Yves here. Richard Murphy presents a devastating list of the problems facing the UK, how difficult it will be to address them, why the Bank of England is going down the wrong path and how Sunak is set to make his own fundamental errors.
This post has far broader implications that the fate of Sunak. Most of the items in Murphy’s tally apply to the US and Europe.
By Richard Murphy, a chartered accountant and a political economist. He has been described by the Guardian newspaper as an “anti-poverty campaigner and tax expert”. He is Professor of Practice in International Political Economy at City University, London and Director of Tax Research UK. He is a non-executive director of Cambridge Econometrics. He is a member of the Progressive Economy Forum. Originally published at Tax Research UK
I posted this thread on Twitter this morning:
Rishi Sunak could be a great prime minister. That possibility cannot be denied. Equally, the probability that he will be is very small. A thread…
History does not suggest that many prime ministers appointed mid-term with their predecessor having failed turn out to be great. Sunak has two failed predecessors. That’s really not good.
That Sunak is petrified of the role he is taking on does not help. How do I know he is petrified? First, he spoke to no one during this campaign, not even MPs. Second, his speech to Tories at their HQ yesterday was as wooden as anything Truss has done. He is already overwhelmed.
Third, the issues he has to address justify his feeling overwhelmed, given the near impossibility of appeasing his backbenchers on almost any of them. They could all be solved, but not by a Tory.
They include:
– Brexit, which does not and never will work.
– Division over Northern Ireland.
– Scotland wishing to leave the Union, to which Tories have no answer.
– Covid, which is crippling the NHS with more cases than ever.

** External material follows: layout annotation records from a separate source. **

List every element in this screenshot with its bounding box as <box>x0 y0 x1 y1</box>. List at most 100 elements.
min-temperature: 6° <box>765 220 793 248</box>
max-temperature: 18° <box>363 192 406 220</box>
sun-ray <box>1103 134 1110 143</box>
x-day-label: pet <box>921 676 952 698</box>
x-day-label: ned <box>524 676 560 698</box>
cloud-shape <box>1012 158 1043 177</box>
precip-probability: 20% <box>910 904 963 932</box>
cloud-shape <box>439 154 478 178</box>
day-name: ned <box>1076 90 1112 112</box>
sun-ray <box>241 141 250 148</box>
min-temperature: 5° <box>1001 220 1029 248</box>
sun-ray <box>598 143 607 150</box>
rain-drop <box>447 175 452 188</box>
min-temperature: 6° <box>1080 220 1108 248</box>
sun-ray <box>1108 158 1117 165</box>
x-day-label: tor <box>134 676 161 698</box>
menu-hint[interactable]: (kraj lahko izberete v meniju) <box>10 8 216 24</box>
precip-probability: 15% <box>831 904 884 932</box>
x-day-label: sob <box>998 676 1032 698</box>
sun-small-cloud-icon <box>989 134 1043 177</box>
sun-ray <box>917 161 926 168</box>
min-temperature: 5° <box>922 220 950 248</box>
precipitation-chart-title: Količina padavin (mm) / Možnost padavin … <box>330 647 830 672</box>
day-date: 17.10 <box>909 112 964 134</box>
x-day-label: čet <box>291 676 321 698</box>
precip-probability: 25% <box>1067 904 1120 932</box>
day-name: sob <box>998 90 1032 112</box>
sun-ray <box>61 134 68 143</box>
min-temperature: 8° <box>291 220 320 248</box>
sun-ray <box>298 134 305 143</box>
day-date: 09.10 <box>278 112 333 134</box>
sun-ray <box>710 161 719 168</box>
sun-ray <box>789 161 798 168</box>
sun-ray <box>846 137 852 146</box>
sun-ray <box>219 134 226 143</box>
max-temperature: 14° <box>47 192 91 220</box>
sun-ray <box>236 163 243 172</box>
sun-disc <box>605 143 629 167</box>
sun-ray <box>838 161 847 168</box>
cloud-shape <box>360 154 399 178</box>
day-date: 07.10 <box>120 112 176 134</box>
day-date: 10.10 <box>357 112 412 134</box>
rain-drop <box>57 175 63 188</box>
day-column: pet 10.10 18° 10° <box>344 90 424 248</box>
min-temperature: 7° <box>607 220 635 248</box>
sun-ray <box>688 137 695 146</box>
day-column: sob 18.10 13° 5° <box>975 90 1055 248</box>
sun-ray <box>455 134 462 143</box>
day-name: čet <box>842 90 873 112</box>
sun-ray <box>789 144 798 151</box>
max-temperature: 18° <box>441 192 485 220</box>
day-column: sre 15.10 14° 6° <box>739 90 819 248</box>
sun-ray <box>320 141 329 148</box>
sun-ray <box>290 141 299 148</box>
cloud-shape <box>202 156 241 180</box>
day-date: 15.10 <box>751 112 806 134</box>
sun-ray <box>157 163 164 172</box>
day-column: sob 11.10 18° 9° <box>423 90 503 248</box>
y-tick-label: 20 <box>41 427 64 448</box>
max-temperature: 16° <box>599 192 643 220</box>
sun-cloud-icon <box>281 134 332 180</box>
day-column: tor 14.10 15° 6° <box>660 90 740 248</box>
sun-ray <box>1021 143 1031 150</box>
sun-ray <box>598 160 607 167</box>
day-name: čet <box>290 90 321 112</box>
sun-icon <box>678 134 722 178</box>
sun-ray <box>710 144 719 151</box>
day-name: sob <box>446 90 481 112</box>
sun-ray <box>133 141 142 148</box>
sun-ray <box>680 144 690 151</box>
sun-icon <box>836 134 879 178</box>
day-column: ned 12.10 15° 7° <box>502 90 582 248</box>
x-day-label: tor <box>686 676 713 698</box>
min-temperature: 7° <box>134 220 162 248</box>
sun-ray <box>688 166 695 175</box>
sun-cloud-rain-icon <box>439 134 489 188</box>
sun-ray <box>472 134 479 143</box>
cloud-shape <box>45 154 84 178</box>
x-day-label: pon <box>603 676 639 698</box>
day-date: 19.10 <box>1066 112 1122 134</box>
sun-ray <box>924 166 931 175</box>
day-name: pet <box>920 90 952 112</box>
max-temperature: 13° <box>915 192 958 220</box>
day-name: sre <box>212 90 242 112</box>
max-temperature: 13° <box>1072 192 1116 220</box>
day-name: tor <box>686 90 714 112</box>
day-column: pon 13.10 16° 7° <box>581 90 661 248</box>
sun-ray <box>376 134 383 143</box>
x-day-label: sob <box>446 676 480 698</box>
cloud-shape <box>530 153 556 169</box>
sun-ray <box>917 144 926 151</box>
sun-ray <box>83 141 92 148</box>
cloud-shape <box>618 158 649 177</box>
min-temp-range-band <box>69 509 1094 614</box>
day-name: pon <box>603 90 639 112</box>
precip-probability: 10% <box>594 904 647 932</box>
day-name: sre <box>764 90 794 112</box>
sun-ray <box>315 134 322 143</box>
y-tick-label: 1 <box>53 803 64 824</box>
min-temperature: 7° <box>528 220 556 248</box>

– No progress on climate change.
Then there is:
– Inflation, which is not caused by wage demands, meaning what the government and Bank of England are seeking to do by raising interest rates is the wrong solution to the problem we face.
– Strikes, because people need inflation matching pay rises to survive.
Top that with:
– A cost of living crisis, which inflation policy is not addressing.
– Officially encouraged interest rate rises that massively increase the scale of the cost of living crisis. Millions of British people face poverty and even financial destitution as a result.
It’s fair in that case to assume we will have:
– An increase in homelessness as people cannot pay their rents or mortgages.
– Overwhelmed food banks.
– Hungry children, who might be homeless too.
Mix into all this:
– The fact that vast numbers of small businesses are in deep trouble because of interest rate increases and because people who can’t pay their mortgages or rent have nothing left to spend on anything else.
– Unemployment is going to increase as a result.
Then note the problems for a man wanting to balance the government budget:
– Record NHS waiting lists.
– A failing court system.
– Social care beyond breaking.
– Education stretched to its limits.
– Increased defence demand.
– An alienated civil service.
Nothing can be cut.
Sunak’s own policies are only likely to make this worse:
– Unemployment is forecast to increase significantly by the Bank of England.
– Universal credit costs will rise.
– Falling real wage increases push up benefit claims.
– Increasing rents require more benefit payments.
The current cost of living crisis will also cut some tax revenues in real terms.
– Rents, mortgages and food will be a bigger party of spending. None have VAT on them.
– Energy has low VAT.
– Companies not making profits don’t pay tax.
– Nor do most unemployed people.
Sunak won’t be balancing any books any time soon then. But he has to:
– Keep markets happy because that is apparently his main job.
– Fill a supposed ‘black hole’ in government finances without creating new money, which he did during the Covid era.
Sunak has to succeed despite these constraints:
– Crazy demands from across the Tory party, that are irreconcilable.
– Demands for balanced budgets that are exactly the wrong economic policy for this moment.
– A kamikaze Bank of England intent on crashing the economy.
There are policies Sunak could use to address the issues he faces. He could:
– Use QE to fund spending to address the cost of living and continuing Covid crises, quite legitimately.
– Tell the Bank of England to hold or even cut interest rates.
He could also:
– Massively reduce the interest paid by the government to banks in their funds held at the Bank of England.
– Change the rules on ISA and pension saving to provide funding for a £100 billion a year Green New Deal to deliver sustainability and beat recession.
And he could:
– Give the public services and their staff the funding it needs.
– Pay public sector employees inflation matching pay rises to stop them leaving, for good.
– Raise taxes on energy companies, banks and the wealthiest to pay for this, with ease.
But the Tories won’t let Sunak do these things. They will instead demand the impossible from him. Markets might do the same. His inability to challenge the madness at the Bank of England will undermine him. His own lack of a mandate is fatal.
Sunak could not have been better set up to fail by anyone. And I suspect he will fail. But that is not because this country’s problems cannot be solved. They can be, but not by a Tory constrained by that party whilst he is in awe of markets and the Bank of England.
Sunak’s task is impossible because of the constraints imposed on him and those he has chosen. And we will all pay an enormous price for that.